Emad
Abdullah
ESL
100
Oct
9, 2017
Final
draft
Surviving
When I hear the
word dictatorship, I think about what my mother and my grandparent’s lives were
like in Ethiopia. There was a dictator that ruled in Ethiopia called Mengistu
Haile Mariam (Derg) from 1977 to 1987. The Derg was the organization that use
to help Mengistu, and they still exist in Ethiopia at this moment. Mengistu
used to kill and throw in prison anyone who defied him or wanted to create a
revolution. Ethiopia was affected by corruption, there wasn’t any democracy,
and it was hard for people to live under those conditions. People in my
Ethiopia were moving to other countries to have a better life. My mom and her siblings
were couple of the people who wanted to have a better future. The dictatorship
in Ethiopia has affected my mother and her family in unusual ways.
My mother was
sixteen years old when my grandfather wanted her, her sisters, and her brother
to leave this country and go to Somalia. They had to go there by foot and try
not to be caught by the Derg army. They didn’t have a lot of supplies or water,
so it was challenging to get there. They had to do anything in order to
survive. They used to drink water in the river that people and animals were
peeing in. I can’t imagine how they got there, but they eventually made it to
Somalia. My mother said that there were times where they thought of giving up,
but they were fighters and have never given up. When they got to Somalia, there
were people that they knew who got there before them, so they helped them to go
to a United Nation refugee camp in Somalia. They gave them bed, food, clothes,
and shoes. After eight months, they started living in the city to begin a new
life.
Living in a new
world made my mother miss her parents and her friends who were still in danger
back in her home country. She missed the food and the environment were she used
to live in. There were no telephones at that time, so it was tough to
communicate with their loved ones in Ethiopia. My mother used to send letters
to make sure that her father and mother were healthy and well. Everything in
Somalia seemed so strange to her: the streets, the people, and the language. They
had a rough time adapting to the Somalian culture, especially the language. After
four years in Somalia, my mother’s father and mother went to Somalia to check
on their children. This was the reunion was that my mother dreamed of for years.
On the other hand,
when my grandfather and grandmother were in Somalia, they almost lost their
whole house in Ethiopia. My grandfather got a letter from his friend that sayed,
“you should come back home get back your house.” When my grandparents went back
to Somalia, they left their home without no protection, so the government wanted
to give the house to other people. One of Mengistu Haile Mariam’s famous
policies was land redistribution, which is to take land or houses from that
people who had a lot and give it for the people who didn’t. My grandparents
knew the risk of leaving the house behind, but they can’t change what was
happing. Therefore, my grandmother and grandfather went back to Ethiopia to get
their house back. When they got there, the government gave them a choice to
give up half of their house or they would take all of it. My grandparents knew
that they couldn’t fight them in court, so they gave up. My grandfather’s house
had six rooms, so he had to give two rooms away to the people who didn’t have a
house. When I was living in Ethiopia, I used to live in my grandfather’s house.

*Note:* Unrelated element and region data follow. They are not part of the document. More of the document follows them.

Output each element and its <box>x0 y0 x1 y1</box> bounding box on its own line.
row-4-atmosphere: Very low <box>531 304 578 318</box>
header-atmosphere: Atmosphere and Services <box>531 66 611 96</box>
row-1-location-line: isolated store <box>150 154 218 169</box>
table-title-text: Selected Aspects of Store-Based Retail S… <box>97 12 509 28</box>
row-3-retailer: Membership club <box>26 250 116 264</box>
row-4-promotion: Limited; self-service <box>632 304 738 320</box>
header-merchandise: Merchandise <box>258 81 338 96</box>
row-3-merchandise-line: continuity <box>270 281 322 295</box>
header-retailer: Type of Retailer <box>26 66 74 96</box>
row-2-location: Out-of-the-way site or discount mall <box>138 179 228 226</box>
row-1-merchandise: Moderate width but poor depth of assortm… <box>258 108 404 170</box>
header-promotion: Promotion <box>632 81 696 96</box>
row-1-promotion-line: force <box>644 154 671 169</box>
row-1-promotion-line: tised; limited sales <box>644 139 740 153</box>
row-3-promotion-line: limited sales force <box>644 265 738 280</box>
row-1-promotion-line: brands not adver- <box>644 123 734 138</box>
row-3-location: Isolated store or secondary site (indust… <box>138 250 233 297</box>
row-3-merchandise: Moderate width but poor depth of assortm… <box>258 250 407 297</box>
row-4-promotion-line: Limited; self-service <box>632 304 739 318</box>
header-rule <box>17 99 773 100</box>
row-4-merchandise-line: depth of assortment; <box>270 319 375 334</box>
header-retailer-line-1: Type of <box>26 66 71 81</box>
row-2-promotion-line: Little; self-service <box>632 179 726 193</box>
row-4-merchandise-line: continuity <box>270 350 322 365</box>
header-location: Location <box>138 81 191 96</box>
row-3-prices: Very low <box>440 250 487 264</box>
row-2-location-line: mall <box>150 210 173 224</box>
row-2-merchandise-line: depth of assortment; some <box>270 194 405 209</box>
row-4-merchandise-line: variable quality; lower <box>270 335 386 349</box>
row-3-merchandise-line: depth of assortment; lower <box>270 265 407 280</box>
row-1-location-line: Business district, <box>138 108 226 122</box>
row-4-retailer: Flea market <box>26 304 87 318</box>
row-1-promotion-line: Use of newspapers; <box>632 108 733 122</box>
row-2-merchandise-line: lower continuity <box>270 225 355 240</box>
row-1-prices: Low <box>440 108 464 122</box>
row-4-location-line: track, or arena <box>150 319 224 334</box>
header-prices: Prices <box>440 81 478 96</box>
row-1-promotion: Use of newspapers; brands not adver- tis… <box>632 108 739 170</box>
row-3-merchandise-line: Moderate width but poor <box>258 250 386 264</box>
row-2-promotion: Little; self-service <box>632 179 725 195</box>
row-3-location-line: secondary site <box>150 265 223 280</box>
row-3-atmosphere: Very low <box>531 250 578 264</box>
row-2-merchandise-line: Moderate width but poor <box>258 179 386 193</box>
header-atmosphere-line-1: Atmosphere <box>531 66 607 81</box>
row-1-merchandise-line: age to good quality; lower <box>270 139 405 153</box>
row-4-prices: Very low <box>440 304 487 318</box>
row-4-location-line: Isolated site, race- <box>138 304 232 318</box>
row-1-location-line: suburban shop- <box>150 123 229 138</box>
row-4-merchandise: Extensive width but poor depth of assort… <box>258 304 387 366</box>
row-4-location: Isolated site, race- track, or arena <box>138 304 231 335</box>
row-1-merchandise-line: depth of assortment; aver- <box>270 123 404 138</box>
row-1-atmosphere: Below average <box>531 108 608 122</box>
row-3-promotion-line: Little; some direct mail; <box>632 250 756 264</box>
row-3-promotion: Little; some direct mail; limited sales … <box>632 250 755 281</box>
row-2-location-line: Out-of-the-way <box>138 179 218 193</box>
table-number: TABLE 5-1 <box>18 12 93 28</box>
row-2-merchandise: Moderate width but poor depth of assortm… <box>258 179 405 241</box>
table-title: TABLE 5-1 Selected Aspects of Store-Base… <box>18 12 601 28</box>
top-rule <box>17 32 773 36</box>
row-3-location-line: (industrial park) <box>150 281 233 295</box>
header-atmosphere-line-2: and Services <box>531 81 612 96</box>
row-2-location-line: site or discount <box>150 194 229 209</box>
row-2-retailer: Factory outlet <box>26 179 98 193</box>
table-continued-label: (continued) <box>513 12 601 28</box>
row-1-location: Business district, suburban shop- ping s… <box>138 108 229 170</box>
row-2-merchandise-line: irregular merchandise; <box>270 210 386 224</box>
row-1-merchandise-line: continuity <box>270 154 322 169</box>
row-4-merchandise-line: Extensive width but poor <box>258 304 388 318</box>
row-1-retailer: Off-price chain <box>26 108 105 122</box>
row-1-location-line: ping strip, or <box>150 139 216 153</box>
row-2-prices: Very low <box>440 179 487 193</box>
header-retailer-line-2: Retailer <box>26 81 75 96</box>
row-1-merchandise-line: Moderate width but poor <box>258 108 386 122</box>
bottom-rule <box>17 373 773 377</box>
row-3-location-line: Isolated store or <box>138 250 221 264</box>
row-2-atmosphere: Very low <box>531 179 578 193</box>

The people who the government gave our house to still live in our house, which
makes me mad when I think about it because we didn’t have a lot privacy while
they were living with us.
Today, when I meet
someone from Somalia, I think about my mother and her parents and how they used
to look up to each other during the tough time of their lives in order to
survive. If my mother had not gone to Somalia, she wouldn’t have gone to Saudi
Arabia where she eventually met my father, which means my siblings and I
wouldn’t have been brought to this world. Even though I haven’t had any
experiences like my mother, I feel like I was part of her journey because when
my mother speak the language that she learned in Somalia and Saudi Arabia I
feel like there is part of me that feels connected to those countries.